Thursday, December 20, 2007

Foothold

As always, democracy is on the march in Iraq:

On Tuesday, the Bush administration and Iraqi Prime Minister Nouri al-Maliki pushed a resolution through the U.N. Security Council extending the mandate that provides legal cover for foreign troops to operate in Iraq for another year.

The move violated both the Iraqi constitution and a law passed earlier this year by the Iraqi parliament -- the only body directly elected by all those purple-finger-waving Iraqis in 2005 -- and it defied the will of around 80 percent of the Iraqi population.

Earlier in the week, a group representing a majority of lawmakers in Iraq's parliament -- a group made up of Sunni, Shiite and secular leaders -- sent a letter to the Security Council, a rough translation of which reads: "We reject in the strongest possible terms the unconditional renewal of the mandate and ask for clear mechanisms to obligate all foreign troops to completely withdrawal from Iraq according to an announced timetable."

We don't know if it was even read by members of the Security Council, but we do know that it, like previous communications from the Iraqi legislature, was completely ignored.
Translated:
What this story reveals, again, is that U.S. "interests" -- that is, the interests of the U.S. foreign policy elite -- which include establishing a permanent foothold in the Middle East and exerting influence over the political and economic course Iraq takes in the future, are paramount, and that any talk of democratizing missions or "liberating Iraqis" has never been more than political theater.

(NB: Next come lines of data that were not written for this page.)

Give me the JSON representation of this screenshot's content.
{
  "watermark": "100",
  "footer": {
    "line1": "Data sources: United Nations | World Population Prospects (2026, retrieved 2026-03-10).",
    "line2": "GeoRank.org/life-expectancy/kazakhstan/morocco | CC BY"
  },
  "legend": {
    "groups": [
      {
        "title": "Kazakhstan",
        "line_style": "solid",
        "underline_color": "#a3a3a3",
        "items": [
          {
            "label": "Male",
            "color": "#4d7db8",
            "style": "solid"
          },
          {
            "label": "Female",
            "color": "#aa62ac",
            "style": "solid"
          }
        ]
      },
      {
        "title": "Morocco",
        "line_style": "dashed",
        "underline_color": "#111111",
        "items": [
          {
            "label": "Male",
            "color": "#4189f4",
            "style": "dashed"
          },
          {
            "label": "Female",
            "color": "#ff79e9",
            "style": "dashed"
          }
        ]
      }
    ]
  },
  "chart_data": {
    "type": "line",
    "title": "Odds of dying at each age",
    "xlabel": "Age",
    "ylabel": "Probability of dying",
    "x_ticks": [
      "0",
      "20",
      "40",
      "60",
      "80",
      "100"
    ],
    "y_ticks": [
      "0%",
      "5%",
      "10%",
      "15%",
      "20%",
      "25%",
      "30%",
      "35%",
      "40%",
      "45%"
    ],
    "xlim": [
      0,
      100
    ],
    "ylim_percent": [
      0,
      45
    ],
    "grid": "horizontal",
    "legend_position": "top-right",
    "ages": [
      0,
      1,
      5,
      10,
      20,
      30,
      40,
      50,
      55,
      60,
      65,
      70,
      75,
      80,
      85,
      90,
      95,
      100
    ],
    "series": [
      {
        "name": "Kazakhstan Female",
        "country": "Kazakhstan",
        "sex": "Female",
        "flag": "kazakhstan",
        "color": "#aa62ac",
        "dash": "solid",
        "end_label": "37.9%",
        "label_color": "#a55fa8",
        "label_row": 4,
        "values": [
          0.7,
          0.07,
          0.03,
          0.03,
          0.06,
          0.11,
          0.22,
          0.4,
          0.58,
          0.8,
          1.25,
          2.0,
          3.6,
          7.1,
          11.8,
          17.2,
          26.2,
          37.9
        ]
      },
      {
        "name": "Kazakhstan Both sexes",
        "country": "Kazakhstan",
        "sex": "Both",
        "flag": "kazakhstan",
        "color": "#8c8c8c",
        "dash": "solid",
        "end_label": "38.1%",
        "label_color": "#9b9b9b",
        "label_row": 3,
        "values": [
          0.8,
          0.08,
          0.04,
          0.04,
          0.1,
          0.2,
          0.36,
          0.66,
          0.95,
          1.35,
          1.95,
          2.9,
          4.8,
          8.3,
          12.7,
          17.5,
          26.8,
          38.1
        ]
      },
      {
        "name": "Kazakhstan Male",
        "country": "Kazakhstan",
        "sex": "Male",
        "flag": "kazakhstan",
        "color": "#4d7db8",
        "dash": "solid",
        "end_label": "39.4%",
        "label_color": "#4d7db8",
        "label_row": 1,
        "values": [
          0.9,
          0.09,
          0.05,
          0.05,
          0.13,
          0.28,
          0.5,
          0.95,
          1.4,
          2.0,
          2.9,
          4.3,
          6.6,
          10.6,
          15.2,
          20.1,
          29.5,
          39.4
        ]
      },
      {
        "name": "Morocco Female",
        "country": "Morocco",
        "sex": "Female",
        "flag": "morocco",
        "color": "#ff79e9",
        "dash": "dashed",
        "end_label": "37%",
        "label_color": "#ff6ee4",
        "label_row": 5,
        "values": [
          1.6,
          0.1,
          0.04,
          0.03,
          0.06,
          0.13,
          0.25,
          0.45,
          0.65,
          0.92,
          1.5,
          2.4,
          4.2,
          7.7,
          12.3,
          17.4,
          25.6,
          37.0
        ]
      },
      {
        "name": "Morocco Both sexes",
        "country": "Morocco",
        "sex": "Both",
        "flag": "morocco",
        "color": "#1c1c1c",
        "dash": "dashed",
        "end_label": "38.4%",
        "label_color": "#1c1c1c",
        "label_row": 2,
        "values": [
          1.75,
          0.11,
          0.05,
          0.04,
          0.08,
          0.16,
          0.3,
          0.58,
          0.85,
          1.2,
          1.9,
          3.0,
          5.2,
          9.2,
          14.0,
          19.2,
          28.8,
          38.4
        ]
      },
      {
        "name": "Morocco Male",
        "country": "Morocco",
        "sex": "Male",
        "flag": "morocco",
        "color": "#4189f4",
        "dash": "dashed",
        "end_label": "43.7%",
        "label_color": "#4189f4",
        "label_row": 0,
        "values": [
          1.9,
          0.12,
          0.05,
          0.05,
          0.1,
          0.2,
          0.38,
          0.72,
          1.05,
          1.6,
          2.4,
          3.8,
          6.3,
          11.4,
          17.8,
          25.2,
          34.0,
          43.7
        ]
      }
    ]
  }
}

The renewal is the latest in a string of instances in which the Bush administration and its allies in Iraq's executive branch have shut down a nonviolent, political avenue for Iraqi citizens to resist the presence of foreign troops in their country. By denying them those avenues, Bush and Maliki have effectively done what they accuse advocates of withdrawal of doing: "emboldening" violent insurgents and getting more innocent Iraqis and more U.S. troops killed.
And yet the chorus in the US will continue: "Damn ungrateful Arabs. They're just not suited for freedom and democracy."